In an interview with me today, Ben Horowitz said that VMware has bought an option on the future of the networking market. He said he asked himself some times during Nicira board meetings about selling the company, considering the fact that it is so young. He said they made the decision considering that being part of VMware gives them a great chance to being the biggest networking technology in the world. He said the market is expected to be $37 billion to $40 billion in size over next few years.
- NetworkWorld Jon Oltsik: Analyzing VMware's Acquisition of Nicira
I'm no financial wizard, but paying $1 billion+ for Nicira would be like going to your local convenience store and paying $100 for a coke. Very smart guys and a good vision, but I can't imagine there was more $50 million in real revenue (though I'm sure the pipeline was pretty phat). The whole SDN market can't be much more that $100 million. Brocade does over $2 billion in revenue, has over a half billion in cash and has a market cap of just over $2 billion. Is Nicira's vision, revenue, and SDN image really worth half as much as Brocade?
- Network Computing - Greg Ferro: VMware Finally Gets a Network Strategy
Nicira has a ""team of all-stars" for networking.

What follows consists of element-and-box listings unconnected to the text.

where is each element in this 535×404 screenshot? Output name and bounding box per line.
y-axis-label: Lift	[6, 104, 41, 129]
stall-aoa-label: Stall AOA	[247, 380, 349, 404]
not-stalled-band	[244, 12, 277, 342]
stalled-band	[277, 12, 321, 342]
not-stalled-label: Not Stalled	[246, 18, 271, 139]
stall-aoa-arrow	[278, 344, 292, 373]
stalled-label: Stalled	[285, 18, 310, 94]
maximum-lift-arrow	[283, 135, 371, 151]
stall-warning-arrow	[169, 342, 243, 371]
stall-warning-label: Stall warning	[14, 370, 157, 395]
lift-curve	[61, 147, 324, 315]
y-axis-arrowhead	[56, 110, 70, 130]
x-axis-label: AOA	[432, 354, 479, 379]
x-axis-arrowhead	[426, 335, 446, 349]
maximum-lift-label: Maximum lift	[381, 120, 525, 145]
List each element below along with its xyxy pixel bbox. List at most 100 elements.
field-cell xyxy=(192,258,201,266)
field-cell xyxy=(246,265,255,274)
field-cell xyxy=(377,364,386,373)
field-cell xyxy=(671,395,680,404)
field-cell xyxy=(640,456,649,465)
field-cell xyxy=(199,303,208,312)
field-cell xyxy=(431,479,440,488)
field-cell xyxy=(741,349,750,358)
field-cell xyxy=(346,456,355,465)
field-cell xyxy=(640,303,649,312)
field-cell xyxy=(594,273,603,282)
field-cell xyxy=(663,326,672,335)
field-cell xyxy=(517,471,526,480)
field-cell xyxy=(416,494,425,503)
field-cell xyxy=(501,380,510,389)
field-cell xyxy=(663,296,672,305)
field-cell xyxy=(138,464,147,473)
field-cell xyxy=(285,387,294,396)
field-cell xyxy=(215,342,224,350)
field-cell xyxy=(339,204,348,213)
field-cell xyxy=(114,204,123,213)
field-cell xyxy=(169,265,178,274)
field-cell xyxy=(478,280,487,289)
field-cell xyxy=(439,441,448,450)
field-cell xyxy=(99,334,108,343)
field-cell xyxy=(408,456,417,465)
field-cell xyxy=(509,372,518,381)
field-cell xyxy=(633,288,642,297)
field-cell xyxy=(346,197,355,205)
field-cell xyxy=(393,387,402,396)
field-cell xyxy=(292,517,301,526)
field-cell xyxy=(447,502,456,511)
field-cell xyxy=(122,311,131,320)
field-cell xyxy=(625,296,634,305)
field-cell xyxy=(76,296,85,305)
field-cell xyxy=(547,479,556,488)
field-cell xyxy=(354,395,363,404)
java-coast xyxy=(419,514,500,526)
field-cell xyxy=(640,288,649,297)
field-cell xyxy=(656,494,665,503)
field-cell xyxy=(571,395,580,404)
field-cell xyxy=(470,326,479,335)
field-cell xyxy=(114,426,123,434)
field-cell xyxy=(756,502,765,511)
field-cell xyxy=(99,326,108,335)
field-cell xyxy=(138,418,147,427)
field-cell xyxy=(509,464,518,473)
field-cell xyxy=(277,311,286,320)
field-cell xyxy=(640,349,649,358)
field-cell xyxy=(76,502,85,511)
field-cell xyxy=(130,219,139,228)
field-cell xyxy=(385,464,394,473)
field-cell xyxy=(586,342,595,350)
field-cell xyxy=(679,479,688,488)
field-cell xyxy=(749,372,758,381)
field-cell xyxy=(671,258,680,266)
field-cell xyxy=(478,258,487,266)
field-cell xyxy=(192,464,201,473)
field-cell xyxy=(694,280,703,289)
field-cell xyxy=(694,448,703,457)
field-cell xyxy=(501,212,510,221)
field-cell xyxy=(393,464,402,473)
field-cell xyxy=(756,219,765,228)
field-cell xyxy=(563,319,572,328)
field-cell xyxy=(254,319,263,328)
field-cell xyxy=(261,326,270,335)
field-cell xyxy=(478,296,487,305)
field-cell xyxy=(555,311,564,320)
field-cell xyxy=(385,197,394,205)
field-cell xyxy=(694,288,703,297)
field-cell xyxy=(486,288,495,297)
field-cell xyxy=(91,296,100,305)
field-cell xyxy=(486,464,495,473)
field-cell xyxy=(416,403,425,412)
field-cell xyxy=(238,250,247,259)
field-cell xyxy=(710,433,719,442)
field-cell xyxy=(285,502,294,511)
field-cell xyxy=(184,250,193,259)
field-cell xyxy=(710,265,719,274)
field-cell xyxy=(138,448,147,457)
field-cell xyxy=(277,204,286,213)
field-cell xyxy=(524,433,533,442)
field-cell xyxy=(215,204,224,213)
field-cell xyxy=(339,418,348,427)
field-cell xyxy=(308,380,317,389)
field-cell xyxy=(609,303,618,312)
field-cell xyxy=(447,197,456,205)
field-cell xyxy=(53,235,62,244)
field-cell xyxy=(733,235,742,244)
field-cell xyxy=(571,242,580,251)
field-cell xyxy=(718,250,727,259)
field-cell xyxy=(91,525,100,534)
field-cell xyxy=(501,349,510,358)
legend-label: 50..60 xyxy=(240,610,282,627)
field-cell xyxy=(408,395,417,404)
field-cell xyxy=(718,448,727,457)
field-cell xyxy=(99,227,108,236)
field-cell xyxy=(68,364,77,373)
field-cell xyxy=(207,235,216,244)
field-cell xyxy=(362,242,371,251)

In a real sense, VMware is acquiring not only a real product that works for cloud networking, but also a team of people who can identify technology, determine needs and then develop products to fill the need. Not inconsequentially, people like Nicera founder Nick McKeown and others have been at the root of many networking advances in the last decade. The talent acquisition must be a significant attraction for VMware, as it got not only people who can write code, but also people who can change the networking market with new standards, ideas and technologies.